In your book you make an interesting comment about your election as president of Congress and therefore as president of the Republic, that deep down you felt that those who elected you, many of them your staunch enemies…
Staunch opponents.
That, you say, they expected your failure.
One has ways. I have been a congressman, I had many friends and well-known members of the Congressional staff who informed me that some congressmen said “look, the situation is so serious that we appointed Sagasti and he is going to fail because he is an intellectual who does not know these things.” and then we come back.” At least there were two or three comments from opposition congressmen who were there.

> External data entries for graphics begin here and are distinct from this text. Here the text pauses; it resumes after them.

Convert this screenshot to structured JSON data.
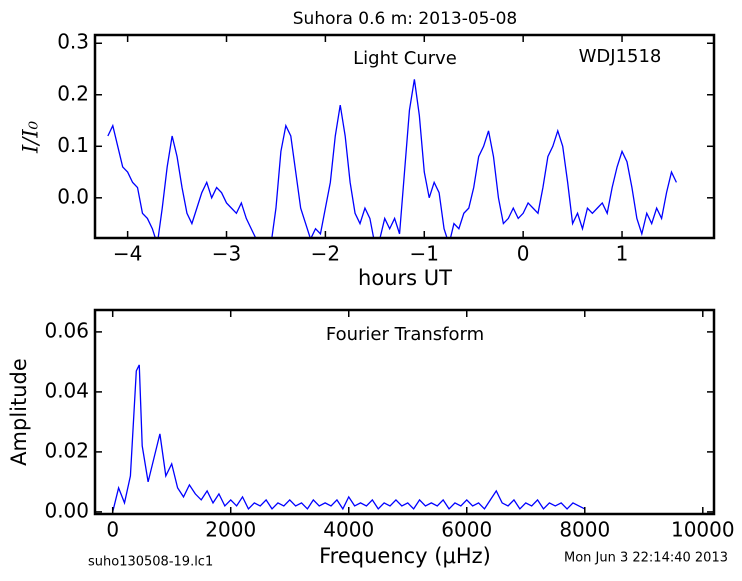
{
  "title": "Suhora 0.6 m:  2013-05-08",
  "footer": {
    "left": "suho130508-19.lc1",
    "right": "Mon Jun  3 22:14:40 2013"
  },
  "chart_data": [
    {
      "type": "line",
      "annotations": [
        "Light Curve",
        "WDJ1518"
      ],
      "xlabel": "hours UT",
      "ylabel": "I/I₀",
      "x": [
        -4.2,
        -4.15,
        -4.1,
        -4.05,
        -4.0,
        -3.95,
        -3.9,
        -3.85,
        -3.8,
        -3.75,
        -3.7,
        -3.65,
        -3.6,
        -3.55,
        -3.5,
        -3.45,
        -3.4,
        -3.35,
        -3.3,
        -3.25,
        -3.2,
        -3.15,
        -3.1,
        -3.05,
        -3.0,
        -2.95,
        -2.9,
        -2.85,
        -2.8,
        -2.75,
        -2.7,
        -2.65,
        -2.6,
        -2.55,
        -2.5,
        -2.45,
        -2.4,
        -2.35,
        -2.3,
        -2.25,
        -2.2,
        -2.15,
        -2.1,
        -2.05,
        -2.0,
        -1.95,
        -1.9,
        -1.85,
        -1.8,
        -1.75,
        -1.7,
        -1.65,
        -1.6,
        -1.55,
        -1.5,
        -1.45,
        -1.4,
        -1.35,
        -1.3,
        -1.25,
        -1.2,
        -1.15,
        -1.1,
        -1.05,
        -1.0,
        -0.95,
        -0.9,
        -0.85,
        -0.8,
        -0.75,
        -0.7,
        -0.65,
        -0.6,
        -0.55,
        -0.5,
        -0.45,
        -0.4,
        -0.35,
        -0.3,
        -0.25,
        -0.2,
        -0.15,
        -0.1,
        -0.05,
        0.0,
        0.05,
        0.1,
        0.15,
        0.2,
        0.25,
        0.3,
        0.35,
        0.4,
        0.45,
        0.5,
        0.55,
        0.6,
        0.65,
        0.7,
        0.75,
        0.8,
        0.85,
        0.9,
        0.95,
        1.0,
        1.05,
        1.1,
        1.15,
        1.2,
        1.25,
        1.3,
        1.35,
        1.4,
        1.45,
        1.5,
        1.55
      ],
      "series": [
        {
          "color": "#0000ff",
          "values": [
            0.12,
            0.14,
            0.1,
            0.06,
            0.05,
            0.03,
            0.02,
            -0.03,
            -0.04,
            -0.06,
            -0.09,
            -0.02,
            0.06,
            0.12,
            0.08,
            0.02,
            -0.03,
            -0.05,
            -0.02,
            0.01,
            0.03,
            0.0,
            0.02,
            0.01,
            -0.01,
            -0.02,
            -0.03,
            -0.01,
            -0.04,
            -0.06,
            -0.08,
            -0.1,
            -0.1,
            -0.09,
            -0.02,
            0.09,
            0.14,
            0.12,
            0.05,
            -0.02,
            -0.05,
            -0.08,
            -0.06,
            -0.07,
            -0.02,
            0.03,
            0.12,
            0.18,
            0.12,
            0.03,
            -0.03,
            -0.05,
            -0.02,
            -0.04,
            -0.09,
            -0.08,
            -0.04,
            -0.06,
            -0.04,
            -0.07,
            0.05,
            0.17,
            0.23,
            0.16,
            0.05,
            0.0,
            0.03,
            0.01,
            -0.06,
            -0.09,
            -0.05,
            -0.06,
            -0.03,
            -0.02,
            0.02,
            0.08,
            0.1,
            0.13,
            0.08,
            0.0,
            -0.05,
            -0.04,
            -0.02,
            -0.04,
            -0.03,
            -0.01,
            -0.02,
            -0.03,
            0.02,
            0.08,
            0.1,
            0.13,
            0.1,
            0.03,
            -0.05,
            -0.03,
            -0.06,
            -0.02,
            -0.03,
            -0.02,
            -0.01,
            -0.03,
            0.02,
            0.06,
            0.09,
            0.07,
            0.02,
            -0.04,
            -0.07,
            -0.03,
            -0.05,
            -0.02,
            -0.04,
            0.01,
            0.05,
            0.03
          ]
        }
      ],
      "xlim": [
        -4.33,
        1.93
      ],
      "ylim": [
        -0.078,
        0.316
      ],
      "xticks": [
        {
          "value": -4,
          "label": "−4"
        },
        {
          "value": -3,
          "label": "−3"
        },
        {
          "value": -2,
          "label": "−2"
        },
        {
          "value": -1,
          "label": "−1"
        },
        0,
        1
      ],
      "yticks": [
        {
          "value": 0,
          "label": "0.0"
        },
        {
          "value": 0.1,
          "label": "0.1"
        },
        {
          "value": 0.2,
          "label": "0.2"
        },
        {
          "value": 0.3,
          "label": "0.3"
        }
      ]
    },
    {
      "type": "line",
      "annotations": [
        "Fourier Transform"
      ],
      "xlabel": "Frequency (μHz)",
      "ylabel": "Amplitude",
      "x": [
        0,
        100,
        200,
        300,
        400,
        450,
        500,
        600,
        700,
        800,
        900,
        1000,
        1100,
        1200,
        1300,
        1400,
        1500,
        1600,
        1700,
        1800,
        1900,
        2000,
        2100,
        2200,
        2300,
        2400,
        2500,
        2600,
        2700,
        2800,
        2900,
        3000,
        3100,
        3200,
        3300,
        3400,
        3500,
        3600,
        3700,
        3800,
        3900,
        4000,
        4100,
        4200,
        4300,
        4400,
        4500,
        4600,
        4700,
        4800,
        4900,
        5000,
        5100,
        5200,
        5300,
        5400,
        5500,
        5600,
        5700,
        5800,
        5900,
        6000,
        6100,
        6200,
        6300,
        6400,
        6500,
        6600,
        6700,
        6800,
        6900,
        7000,
        7100,
        7200,
        7300,
        7400,
        7500,
        7600,
        7700,
        7800,
        7900,
        8000
      ],
      "series": [
        {
          "color": "#0000ff",
          "values": [
            0.0,
            0.008,
            0.003,
            0.012,
            0.047,
            0.049,
            0.022,
            0.01,
            0.018,
            0.026,
            0.012,
            0.016,
            0.008,
            0.005,
            0.009,
            0.006,
            0.004,
            0.007,
            0.003,
            0.006,
            0.002,
            0.004,
            0.002,
            0.005,
            0.001,
            0.003,
            0.002,
            0.004,
            0.001,
            0.003,
            0.002,
            0.004,
            0.002,
            0.003,
            0.001,
            0.004,
            0.002,
            0.003,
            0.002,
            0.004,
            0.001,
            0.005,
            0.002,
            0.003,
            0.002,
            0.004,
            0.001,
            0.003,
            0.002,
            0.004,
            0.002,
            0.003,
            0.001,
            0.004,
            0.002,
            0.003,
            0.002,
            0.004,
            0.001,
            0.003,
            0.002,
            0.004,
            0.002,
            0.003,
            0.001,
            0.004,
            0.007,
            0.003,
            0.002,
            0.004,
            0.001,
            0.003,
            0.002,
            0.004,
            0.001,
            0.003,
            0.002,
            0.003,
            0.001,
            0.003,
            0.002,
            0.001
          ]
        }
      ],
      "xlim": [
        -300,
        10190
      ],
      "ylim": [
        -0.0007,
        0.0673
      ],
      "xticks": [
        0,
        2000,
        4000,
        6000,
        8000,
        10000
      ],
      "yticks": [
        {
          "value": 0,
          "label": "0.00"
        },
        {
          "value": 0.02,
          "label": "0.02"
        },
        {
          "value": 0.04,
          "label": "0.04"
        },
        {
          "value": 0.06,
          "label": "0.06"
        }
      ]
    }
  ]
}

He also praises moderation as a political quality necessary to generate trust. You consider yourself a moderate.
I try to be, at least. Sometimes one goes…
Sometimes they accuse him of being lukewarm for that, even.
That’s the least of it.
Is it a bad time for moderates? A far-right mob attacked the presentation of one of his books.
I talk about radical moderation, moderation in the sense of listening to everyone. I don’t block, I listen to all opinions and points of view. But then I don’t stop there. When you hear extremist points of view or approaches based on corrupt interests or particular interests, you reject them. There is no contradiction between being moderate to listen to everyone at least once and radical when exposing those who do not want to play according to the rules of the democratic game or are an extremist who wants to impose themselves with blood and fire. Isaiah Berlin said that in the name of tolerance we have the right not to tolerate the intolerant. In that sense you have to be radical, but moderate in the sense of being open to all points of view. What we have had in our country for many years are people who lock themselves into a single point of view and do not want to listen to anything else.